If you asked us what is the thing that bothered us the most in Cameroon, we could easily tell you! It is not that the toilets do not have seats on them. It is not that we sometimes had no water and /or electricity. It is not that you can see garbage or people urinating on the side of a street. It is not that you can not get a roasted duck for dinner once in a while. It is not that you have to bargain to buy almost anything without paying a color tax. Oh, yes, these things bothered us, they were very different from what we are used to. But we believe that all these could be changed easily as the life style changes in Cameroon. We saw the big change of road conditions in Buea. When we first got there, the pot holes were every where, we bumped every day in the dust to and from the University. Last month, before we left, the road was more or less done. We could go to the University in one third or a quarter of the previous time. The internet connection was painfully slow 8 months ago, and now the satellite connections have speed comparable to anywhere in the world. So what bothered us the most??? It was BMT - Black Man's Time.
The tradition of BMT may have started a long time ago.

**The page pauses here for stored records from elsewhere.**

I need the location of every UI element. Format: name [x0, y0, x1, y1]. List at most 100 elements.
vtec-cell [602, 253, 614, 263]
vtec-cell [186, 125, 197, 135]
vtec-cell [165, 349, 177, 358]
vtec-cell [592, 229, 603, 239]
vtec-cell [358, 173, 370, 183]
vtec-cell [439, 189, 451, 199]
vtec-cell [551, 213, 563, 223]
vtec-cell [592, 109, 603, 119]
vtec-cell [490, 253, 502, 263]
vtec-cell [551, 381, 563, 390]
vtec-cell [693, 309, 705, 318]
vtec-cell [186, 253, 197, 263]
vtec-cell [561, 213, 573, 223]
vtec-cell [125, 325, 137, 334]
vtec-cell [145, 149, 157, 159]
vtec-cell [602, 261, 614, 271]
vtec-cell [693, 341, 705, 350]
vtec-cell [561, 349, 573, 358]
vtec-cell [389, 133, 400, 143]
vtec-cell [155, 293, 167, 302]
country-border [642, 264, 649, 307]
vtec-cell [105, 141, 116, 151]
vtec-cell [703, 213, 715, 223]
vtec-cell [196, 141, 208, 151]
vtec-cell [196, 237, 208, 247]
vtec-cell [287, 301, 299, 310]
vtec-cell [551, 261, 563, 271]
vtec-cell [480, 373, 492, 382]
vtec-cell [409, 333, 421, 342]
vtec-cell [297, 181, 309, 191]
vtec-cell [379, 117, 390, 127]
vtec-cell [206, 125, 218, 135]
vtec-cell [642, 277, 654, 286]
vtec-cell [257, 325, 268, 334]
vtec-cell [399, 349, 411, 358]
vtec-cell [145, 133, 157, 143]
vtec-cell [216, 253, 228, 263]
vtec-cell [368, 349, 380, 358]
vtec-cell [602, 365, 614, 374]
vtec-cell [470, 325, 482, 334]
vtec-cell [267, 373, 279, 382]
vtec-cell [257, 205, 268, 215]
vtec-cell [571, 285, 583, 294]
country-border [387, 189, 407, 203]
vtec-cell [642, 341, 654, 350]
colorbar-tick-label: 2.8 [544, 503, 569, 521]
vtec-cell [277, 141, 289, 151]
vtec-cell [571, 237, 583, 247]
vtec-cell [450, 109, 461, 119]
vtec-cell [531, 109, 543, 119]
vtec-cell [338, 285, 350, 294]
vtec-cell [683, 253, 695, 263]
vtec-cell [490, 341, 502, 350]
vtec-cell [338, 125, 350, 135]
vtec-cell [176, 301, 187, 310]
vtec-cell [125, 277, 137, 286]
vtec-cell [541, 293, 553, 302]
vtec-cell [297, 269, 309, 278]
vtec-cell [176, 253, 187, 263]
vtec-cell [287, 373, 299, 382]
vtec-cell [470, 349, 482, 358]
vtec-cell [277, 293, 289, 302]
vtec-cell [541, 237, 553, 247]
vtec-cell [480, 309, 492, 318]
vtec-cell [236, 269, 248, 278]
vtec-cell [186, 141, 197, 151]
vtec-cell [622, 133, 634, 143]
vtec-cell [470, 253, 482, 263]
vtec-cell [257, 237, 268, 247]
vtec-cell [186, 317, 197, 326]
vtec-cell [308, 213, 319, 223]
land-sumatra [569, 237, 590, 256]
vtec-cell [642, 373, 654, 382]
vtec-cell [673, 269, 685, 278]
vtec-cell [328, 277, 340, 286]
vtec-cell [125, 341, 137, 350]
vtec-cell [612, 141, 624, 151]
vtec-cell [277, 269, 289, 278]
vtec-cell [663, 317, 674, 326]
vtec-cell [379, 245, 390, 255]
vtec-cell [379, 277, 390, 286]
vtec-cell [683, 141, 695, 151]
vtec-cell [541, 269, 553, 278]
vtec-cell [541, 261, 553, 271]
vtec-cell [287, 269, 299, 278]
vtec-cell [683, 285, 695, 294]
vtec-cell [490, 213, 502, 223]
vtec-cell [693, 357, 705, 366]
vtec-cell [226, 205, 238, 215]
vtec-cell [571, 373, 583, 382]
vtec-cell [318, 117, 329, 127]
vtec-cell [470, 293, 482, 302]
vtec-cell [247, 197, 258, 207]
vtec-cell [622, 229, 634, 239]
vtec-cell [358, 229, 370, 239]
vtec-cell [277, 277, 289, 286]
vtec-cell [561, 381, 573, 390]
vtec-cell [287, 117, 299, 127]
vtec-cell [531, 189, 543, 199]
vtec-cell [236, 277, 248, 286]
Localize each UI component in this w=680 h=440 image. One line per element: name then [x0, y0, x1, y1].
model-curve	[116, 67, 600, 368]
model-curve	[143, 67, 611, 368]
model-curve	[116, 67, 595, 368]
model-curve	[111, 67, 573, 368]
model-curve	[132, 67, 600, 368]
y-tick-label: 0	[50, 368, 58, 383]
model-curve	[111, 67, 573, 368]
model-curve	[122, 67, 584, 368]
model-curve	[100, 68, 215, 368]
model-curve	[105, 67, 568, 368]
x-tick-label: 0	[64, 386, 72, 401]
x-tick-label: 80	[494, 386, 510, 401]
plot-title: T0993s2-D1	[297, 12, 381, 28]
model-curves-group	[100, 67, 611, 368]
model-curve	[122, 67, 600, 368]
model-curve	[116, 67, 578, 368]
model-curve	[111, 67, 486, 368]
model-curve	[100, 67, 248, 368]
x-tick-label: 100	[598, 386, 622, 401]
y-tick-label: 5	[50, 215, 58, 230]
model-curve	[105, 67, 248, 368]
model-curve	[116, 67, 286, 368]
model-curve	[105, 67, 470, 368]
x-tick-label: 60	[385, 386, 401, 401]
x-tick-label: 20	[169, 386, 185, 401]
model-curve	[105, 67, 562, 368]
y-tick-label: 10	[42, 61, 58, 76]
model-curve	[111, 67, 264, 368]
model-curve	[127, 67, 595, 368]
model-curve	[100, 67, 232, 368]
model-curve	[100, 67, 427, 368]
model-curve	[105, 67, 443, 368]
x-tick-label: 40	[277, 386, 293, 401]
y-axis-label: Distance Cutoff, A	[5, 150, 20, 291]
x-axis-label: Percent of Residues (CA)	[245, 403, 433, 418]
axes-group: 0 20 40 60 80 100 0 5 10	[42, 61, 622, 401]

Unfortunately highly educated people in academic institutions are not trying to correct this bad habit. For example, the announcement for the official faculty meeting to open the university may say in writing that it would start promptly at 9am. It might start two and half hours later. A concert program would tell you that the chorus will start to march in at 6:30pm, but it actually started after 8:30pm. It is bad enough to waste so much of everyone's time and energy. It is the starting point to teach young people that what they say and what they write down do not mean anything. Things could be changed however one likes, if one has the power. It also teaches young people that there is no right or wrong - things are always decided by the one with power. The implication of not keeping time on purpose is enormous. If you can not do this simple act of keeping time, how are you going to keep corruption out of society, how are you going to uphold other rules and laws of the government. This sounds too serious, but if you think about this we believe that you will see the connections. If Cameroon is to catch up with the rest of the industrial world, it must follow some rules which go against its grain. We do hope that people in leadership roles in Cameroon will understand our concern about this point and start some initiatives to make changes.